Ted held the bat in his right hand.

“There are two truths about you and your mom I want to show you. One is the truth that she and you both have souls and you are going to be Gods someday in the Mormon Celestial Kindom. Now squeeze the bat with your hand and try to feel that truth completely and growl like it was absolutely true.”

Ted squeezed the handle and growled.

“Did you feel anything strong?”

“No.”

“Try again.”

Ted tried again. He squeezed harder and growled more.

“Yeah, I can feel something!”

Great now I have ANOTHER truth that is absolutely true. Hold this other baseball bat in your LEFT hand and put the other down. Now. I want you to embrace the idea that your mother is right and there is no soul of you or her and that it is the ABSOLUTE TRUTH. It will feel sad, so growl a little as you squeeze the handle as hard as you can.

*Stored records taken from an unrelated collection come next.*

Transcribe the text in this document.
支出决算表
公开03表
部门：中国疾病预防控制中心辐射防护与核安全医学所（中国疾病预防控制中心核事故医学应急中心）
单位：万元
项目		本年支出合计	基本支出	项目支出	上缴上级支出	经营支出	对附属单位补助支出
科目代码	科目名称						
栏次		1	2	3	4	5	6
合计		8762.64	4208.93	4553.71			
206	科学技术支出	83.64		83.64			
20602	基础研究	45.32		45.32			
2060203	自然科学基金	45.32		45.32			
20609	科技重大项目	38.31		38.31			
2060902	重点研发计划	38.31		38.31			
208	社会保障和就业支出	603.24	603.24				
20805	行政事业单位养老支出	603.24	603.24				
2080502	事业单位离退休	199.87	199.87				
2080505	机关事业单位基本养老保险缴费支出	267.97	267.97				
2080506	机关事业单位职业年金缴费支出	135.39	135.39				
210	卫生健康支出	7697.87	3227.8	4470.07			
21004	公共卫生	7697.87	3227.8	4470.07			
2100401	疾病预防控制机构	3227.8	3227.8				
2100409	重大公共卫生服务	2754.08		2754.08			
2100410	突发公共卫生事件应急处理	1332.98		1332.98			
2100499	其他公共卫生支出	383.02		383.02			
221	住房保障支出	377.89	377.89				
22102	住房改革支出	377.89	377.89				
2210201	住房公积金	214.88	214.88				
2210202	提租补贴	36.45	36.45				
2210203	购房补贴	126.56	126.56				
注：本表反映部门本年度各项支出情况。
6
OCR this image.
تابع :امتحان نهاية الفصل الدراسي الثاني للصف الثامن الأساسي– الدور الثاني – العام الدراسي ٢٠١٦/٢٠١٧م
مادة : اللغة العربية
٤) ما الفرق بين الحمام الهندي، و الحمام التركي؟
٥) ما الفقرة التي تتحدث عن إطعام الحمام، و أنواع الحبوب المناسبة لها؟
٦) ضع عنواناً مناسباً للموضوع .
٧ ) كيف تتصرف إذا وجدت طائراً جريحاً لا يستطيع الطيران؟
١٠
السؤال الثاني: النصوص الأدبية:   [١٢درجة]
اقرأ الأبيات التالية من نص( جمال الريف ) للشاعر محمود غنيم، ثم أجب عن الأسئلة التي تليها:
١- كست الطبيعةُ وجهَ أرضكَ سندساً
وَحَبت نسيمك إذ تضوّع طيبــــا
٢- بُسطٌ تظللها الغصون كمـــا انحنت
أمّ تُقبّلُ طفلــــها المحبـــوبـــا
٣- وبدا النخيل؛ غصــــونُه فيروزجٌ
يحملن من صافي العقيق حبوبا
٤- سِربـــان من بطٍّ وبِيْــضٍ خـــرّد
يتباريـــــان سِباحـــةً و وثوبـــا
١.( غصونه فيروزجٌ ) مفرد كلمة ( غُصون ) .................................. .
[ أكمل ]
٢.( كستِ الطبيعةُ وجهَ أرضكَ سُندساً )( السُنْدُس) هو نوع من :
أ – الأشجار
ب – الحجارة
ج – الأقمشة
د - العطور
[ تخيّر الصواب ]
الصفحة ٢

But admit that you were totally wrong before and embrace that as the truth even though it may feel really sad.

“Those two things can’t both be true!” said Ted.

“No they can’t. Not if the universe is sane.”

Ted dropped the baseball bat. “This is stupid.”

“Yes, it is. Absolutely,” said Phil. “But for now, I want you to embrace this stupid okay?”

Ted’s face softened.

Ted growled as he held the other bat in his left hand and fully accepted that life was empty of soul and pointless.

They went back and forth from right to left a few times with Ted squeezing the truth of soul and the truth of no soul with the baseball bat as the object of each immutable idea.

“Okay Ted, now take BOTH bats and extend your arms in front of you. Touch the bats like this.”

Phil held both bats in front of him arms extended with the bats making an “X” shape touching each other and gave the final instruction.

“Imagine these two truths are like magnets opposing each other and that you have to force them together. They both destroy the other, but you force them into being in unity even though their unity will create insanity. And then, be the true you anyway.”

Phil gave the bats to Ted.

“And growl,” he said, “You gotta growl. You won’t be able to hold this for long Ted. These two bats will fatique you quickly with your arms extended. You can’t hold them forever, but you can FEEL them and the truth about insanity that comes from forcing them together.”

“I’m going to time you,” said Phil. “Hold the opposing bats until I say stop. When you get tired growl even more. If you feel helplessly sad growl ESPECIALLY more. Growl until you roar.”

Phil looked at his watch.

“Go!”

Ted extended his hands touched the bats and his face showed the strain.

Phil started pointing to each bat one at a time while Ted strained to hold the X and shouted their polarity.

“No soul!

Soul!

No soul!

Soul!

No Soul!

Soul!

FORCE THEM TOGETHER TED AND STAY FIERCE!”

Ted started to growl.

“Thirty seconds to go Ted.”

Ted growled more. Holding the bats was becomming unbearable.

“Twenty seconds Ted.”

“RRRRRRAAAHHHHHHHH!”

“Ten seconds left.”

Across the park a couple was strolling wistfully when they heard the sound of a roar shaking the trees.

“Wow!” said the woman. “That sounds like the roar of a God.”

“Huh,” said the man, “It sounded to me like the roar of soulless nothing.”

“We both can’t be right!” they said together and laughed.

“Jinx!” she said pointed at her beau.

Two baseball bats hit the dirt and Ted looked up fiercely at Phil.

“Be and be not,” he said.

“Be and be not,” said Phil.

Ted looked up at a late afternoon moon.

“She’s gone forever and lives forever.”

Ted left and Phil walked to a tree and started tapping morse code onto his wrist watch. He went home and the doorbell rang.

“Sir, I don’t know why, but I feel it would serve the good of the Universe to give you a large vegan pizza.”

Phil thanked him and gave him a tip worth more than the price of the pizza if it wasn’t free.